Steven Smit RAIA.
In October 2014 the Chinese president Xi Jin Ping commented on ‘strange’ Chinese architecture in a speech to Chinese professionals active in the cultural fields (‘art should serve the people’). What he probably means is less waste, fewer frivolous building designs and more responsibility exercised by designers and building approval bodies.
The speech has started a serious discussion among Chinese and international architects and property developers, as all of a sudden, after two decades of creating thousands of ‘strange’ or iconic buildings replacing drab state architecture, the introduction of additional icons are becoming a risky proposition. If the president does not approve of ‘strange’ buildings in China, local planning officials are not going to argue with Beijing.

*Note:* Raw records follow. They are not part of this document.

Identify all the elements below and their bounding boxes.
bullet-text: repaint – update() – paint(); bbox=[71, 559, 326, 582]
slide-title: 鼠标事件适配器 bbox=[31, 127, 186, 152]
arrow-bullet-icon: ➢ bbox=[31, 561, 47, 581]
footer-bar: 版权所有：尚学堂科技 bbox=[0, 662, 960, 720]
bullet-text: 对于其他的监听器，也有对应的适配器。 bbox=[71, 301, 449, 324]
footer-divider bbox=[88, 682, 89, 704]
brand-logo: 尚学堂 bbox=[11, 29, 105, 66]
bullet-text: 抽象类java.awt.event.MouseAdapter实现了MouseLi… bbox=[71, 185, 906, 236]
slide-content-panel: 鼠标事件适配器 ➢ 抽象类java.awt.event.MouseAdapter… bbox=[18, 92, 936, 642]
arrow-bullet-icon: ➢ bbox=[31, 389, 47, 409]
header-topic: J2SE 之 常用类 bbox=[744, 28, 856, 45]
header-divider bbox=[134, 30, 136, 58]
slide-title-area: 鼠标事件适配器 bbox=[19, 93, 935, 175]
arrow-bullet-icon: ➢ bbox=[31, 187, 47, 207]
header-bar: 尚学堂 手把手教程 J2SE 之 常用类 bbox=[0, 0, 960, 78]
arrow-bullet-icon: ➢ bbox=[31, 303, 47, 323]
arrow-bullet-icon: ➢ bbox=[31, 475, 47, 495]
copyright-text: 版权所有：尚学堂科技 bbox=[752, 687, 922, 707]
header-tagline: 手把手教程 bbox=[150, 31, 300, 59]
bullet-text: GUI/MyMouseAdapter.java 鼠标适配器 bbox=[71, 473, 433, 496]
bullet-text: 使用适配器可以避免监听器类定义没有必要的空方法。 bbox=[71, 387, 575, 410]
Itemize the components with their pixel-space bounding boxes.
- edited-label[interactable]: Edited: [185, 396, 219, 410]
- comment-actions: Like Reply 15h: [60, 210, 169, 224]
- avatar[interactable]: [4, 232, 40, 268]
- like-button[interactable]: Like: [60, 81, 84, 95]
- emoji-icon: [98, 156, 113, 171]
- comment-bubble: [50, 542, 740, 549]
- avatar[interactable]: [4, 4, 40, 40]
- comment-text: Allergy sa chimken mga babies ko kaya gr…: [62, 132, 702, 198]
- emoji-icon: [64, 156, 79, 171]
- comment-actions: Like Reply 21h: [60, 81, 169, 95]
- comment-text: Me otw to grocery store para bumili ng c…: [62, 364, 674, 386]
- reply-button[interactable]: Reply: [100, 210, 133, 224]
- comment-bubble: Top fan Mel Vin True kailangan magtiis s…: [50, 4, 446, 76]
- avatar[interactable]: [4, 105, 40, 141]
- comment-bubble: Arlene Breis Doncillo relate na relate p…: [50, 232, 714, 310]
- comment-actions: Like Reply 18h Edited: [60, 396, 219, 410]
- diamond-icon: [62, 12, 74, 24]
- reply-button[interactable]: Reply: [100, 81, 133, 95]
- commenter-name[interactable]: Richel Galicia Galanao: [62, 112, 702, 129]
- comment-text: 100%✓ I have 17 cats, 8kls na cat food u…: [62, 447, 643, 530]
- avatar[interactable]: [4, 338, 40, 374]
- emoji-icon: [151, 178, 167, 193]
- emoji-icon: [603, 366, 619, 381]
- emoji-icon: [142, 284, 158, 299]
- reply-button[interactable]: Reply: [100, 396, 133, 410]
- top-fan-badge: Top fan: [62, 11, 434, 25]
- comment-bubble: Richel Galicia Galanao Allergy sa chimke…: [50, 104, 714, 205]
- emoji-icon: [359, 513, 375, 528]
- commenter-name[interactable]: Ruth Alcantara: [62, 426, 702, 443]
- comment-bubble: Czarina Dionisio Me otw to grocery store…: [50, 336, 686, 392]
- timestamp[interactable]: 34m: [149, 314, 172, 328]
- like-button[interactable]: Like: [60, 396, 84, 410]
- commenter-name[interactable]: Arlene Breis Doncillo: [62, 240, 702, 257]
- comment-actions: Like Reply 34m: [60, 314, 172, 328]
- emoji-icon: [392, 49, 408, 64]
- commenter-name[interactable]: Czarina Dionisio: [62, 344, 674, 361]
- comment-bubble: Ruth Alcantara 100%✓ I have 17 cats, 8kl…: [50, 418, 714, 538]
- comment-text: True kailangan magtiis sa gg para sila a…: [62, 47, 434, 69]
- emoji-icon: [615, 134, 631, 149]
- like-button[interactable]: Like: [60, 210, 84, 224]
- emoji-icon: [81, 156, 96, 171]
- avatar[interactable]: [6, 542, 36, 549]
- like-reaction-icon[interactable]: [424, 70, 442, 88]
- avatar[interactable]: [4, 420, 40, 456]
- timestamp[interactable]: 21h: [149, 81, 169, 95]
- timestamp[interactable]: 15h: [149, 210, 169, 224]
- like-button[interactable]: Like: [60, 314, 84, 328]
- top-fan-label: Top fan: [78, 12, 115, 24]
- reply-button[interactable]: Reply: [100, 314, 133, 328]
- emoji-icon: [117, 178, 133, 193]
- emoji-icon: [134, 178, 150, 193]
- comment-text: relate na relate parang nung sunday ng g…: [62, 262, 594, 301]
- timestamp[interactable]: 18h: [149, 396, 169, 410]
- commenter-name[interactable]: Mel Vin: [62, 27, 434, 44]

The difficulty of course is to define ‘strange’. At the moment everyone is waiting to see if the president’s statements can and will be issued as building policy or code, for instance, by setting limits to the cost per square meter by building category; this would prevent approval for an apartment block in the shape of an apple tree (complete with apple balconies) for example.
For everyone who has traveled to Chinese cities, it is obvious that requests by Chinese clients from their award winning architects (often in competition with other award winning architects) to surprise everybody with the next unique idea have indeed culminated in the development of strange buildings. Many foreign architects in China have been uncomfortable with the production of icons for icon’s sake for some time. But sometimes strange buildings win international design awards; case in point, the new CCTV headquarters in Beijing which is currently everyone’s favourite strange building!
I think this discussion kick-started by the president is beneficial for architecture in China. It could lead to a more considered, constrained design culture, in other words, a more ‘mature’ architecture. In every country exists a fine line between good architecture, strange architecture, ugly architecture and plain bad architecture. Architects around the world respond to a design brief and many factors, especially cost, influence the end result. In China, originality comes cheap with construction workers earning approximately $200 a month: more bang for you buck, you could say.
In China the property market is maturing rapidly, with rising construction costs (in particular labor costs) and now the ‘icon boom’ may be over for good. Clients and government bodies in China in charge of approvals, like their western counterparts, will begin to judge designs more on core performance parameters (including sustainability) and less on pure idea and shape alone. It would be too risky otherwise; the president is watching!